Przeprowadzenie w Iraku wyborów przed przekazaniem władzy przez Amerykanów nowemu rządowi jest niemożliwe – uważa rzecznik specjalnego wysłannika ONZ. Oznacza to, że wybory nie odbędą się przed lipcem tego roku.
Lakhdar Brahimi przebywał w ostatnich dniach w Iraku, rozmawiając z irackimi przywódcami, w tym z domagającym się jak najszybszych wyborów głównym szyickim przywódcą Ajatollahem Ali al-Sistanim.
Według źródeł zbliżonych do misji ONZ Irak nie jest jeszcze gotowy na demokratyczne wybory. Udowodniły to ostatnie dni i zamachy bombowe, w których w ciągu doby zginęło ponad 100 osób. Pojawiają się też ostrzeżenia, że za próbą destabilizacji Iraku może stać terrorystyczna siatka Osamy bin Ladena.

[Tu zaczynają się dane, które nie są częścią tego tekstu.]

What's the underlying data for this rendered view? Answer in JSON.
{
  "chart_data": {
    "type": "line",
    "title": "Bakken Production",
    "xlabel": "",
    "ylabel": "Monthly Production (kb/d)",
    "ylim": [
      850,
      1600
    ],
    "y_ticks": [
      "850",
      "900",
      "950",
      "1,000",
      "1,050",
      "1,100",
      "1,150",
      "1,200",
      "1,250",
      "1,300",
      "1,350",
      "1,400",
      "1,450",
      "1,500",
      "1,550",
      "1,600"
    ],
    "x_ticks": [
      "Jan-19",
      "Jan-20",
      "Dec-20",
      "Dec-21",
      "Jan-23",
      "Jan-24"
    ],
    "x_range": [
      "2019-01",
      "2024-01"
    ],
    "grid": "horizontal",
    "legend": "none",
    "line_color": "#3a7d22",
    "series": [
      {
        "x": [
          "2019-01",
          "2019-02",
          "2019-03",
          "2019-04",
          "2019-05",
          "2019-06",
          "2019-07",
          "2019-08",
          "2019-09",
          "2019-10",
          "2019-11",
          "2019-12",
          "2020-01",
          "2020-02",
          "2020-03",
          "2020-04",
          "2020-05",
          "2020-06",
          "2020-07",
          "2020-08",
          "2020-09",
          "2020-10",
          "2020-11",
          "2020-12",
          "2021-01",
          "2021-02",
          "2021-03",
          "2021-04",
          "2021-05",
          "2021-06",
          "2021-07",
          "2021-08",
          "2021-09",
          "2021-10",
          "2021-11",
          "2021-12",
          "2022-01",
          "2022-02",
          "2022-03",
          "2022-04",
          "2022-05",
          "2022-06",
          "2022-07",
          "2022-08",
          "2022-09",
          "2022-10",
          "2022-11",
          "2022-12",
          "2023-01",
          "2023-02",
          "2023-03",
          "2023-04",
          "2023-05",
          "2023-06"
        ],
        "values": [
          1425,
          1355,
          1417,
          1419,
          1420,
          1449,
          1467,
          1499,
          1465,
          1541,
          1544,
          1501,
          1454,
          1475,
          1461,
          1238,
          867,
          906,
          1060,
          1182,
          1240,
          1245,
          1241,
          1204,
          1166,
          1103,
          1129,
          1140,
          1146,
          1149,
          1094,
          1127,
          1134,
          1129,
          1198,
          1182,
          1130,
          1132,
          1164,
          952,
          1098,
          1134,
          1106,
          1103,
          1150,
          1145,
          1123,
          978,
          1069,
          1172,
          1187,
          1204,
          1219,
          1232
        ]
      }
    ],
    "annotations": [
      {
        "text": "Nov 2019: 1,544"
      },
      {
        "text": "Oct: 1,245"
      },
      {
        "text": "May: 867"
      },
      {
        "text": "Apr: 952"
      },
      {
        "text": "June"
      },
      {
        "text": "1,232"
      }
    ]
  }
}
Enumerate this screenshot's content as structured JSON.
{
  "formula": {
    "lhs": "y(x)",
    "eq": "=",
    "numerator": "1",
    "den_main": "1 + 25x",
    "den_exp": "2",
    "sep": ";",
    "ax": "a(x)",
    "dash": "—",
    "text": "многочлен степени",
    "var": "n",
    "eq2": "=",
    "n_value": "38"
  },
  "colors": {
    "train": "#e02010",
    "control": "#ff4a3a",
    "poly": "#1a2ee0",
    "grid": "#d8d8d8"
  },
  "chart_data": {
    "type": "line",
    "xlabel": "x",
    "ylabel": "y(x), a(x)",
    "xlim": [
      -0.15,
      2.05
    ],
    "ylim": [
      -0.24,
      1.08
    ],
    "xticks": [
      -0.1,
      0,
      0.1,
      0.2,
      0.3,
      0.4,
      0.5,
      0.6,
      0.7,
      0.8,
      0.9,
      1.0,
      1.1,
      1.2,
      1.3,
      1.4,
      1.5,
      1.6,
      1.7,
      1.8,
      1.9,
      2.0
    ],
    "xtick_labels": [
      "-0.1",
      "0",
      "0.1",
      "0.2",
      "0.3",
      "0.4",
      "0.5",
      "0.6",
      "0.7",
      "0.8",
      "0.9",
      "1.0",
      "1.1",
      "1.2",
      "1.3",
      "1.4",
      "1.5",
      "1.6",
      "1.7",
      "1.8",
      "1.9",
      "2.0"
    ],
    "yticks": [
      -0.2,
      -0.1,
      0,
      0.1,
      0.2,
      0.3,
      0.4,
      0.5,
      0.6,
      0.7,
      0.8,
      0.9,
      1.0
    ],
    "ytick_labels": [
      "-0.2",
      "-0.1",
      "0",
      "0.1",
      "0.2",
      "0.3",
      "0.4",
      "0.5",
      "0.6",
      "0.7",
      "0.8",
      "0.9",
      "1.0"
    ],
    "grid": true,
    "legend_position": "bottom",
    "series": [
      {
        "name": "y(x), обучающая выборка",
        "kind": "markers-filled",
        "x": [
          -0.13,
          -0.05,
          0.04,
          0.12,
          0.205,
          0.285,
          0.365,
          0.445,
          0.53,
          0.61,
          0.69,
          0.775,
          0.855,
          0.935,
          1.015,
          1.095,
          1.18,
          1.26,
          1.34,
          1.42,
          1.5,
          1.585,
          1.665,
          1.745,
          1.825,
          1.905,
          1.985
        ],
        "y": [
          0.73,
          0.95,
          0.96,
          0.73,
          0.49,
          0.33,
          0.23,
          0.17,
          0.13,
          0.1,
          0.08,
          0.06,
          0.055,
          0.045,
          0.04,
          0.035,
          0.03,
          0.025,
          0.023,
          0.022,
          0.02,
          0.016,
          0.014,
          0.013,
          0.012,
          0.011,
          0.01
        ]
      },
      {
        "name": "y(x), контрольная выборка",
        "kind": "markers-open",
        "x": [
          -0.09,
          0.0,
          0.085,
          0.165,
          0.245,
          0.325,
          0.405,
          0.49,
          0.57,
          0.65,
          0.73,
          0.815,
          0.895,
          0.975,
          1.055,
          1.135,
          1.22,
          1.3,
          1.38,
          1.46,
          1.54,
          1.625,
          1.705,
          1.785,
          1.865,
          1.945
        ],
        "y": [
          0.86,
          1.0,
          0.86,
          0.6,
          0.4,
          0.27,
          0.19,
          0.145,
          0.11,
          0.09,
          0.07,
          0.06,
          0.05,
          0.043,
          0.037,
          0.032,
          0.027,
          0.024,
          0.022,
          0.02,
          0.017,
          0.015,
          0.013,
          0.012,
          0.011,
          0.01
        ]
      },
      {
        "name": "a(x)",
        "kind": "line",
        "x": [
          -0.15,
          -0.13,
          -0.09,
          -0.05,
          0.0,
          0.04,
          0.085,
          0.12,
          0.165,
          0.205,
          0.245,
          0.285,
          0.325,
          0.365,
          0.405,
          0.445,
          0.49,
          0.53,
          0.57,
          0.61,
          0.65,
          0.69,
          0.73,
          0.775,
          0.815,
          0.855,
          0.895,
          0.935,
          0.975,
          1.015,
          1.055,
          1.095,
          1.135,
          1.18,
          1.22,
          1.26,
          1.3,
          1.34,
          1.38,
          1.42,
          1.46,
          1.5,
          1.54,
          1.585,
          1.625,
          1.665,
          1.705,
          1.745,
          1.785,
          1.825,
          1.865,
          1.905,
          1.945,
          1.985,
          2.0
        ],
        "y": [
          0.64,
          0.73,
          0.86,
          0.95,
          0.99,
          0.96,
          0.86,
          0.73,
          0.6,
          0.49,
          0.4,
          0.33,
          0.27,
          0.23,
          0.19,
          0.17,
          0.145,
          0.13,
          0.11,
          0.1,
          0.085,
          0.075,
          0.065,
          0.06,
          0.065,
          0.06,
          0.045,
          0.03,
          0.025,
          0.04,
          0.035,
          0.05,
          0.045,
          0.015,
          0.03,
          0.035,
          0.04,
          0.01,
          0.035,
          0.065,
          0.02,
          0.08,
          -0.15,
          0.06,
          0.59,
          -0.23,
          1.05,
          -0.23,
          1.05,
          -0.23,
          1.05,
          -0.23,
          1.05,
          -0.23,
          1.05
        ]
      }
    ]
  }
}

Wciąż niewyjaśniona pozostaje też kwestia arsenałów broni masowego rażenia Saddama Husajna, które były głównym argumentem za wojną w Iraku. David Kay, były szef amerykańskiej grupy szukającej w Iraku tej broni, wezwał prezydenta USA, by przyznał, że nie miał racji w kwestii irackich zapasów broni masowej zagłady.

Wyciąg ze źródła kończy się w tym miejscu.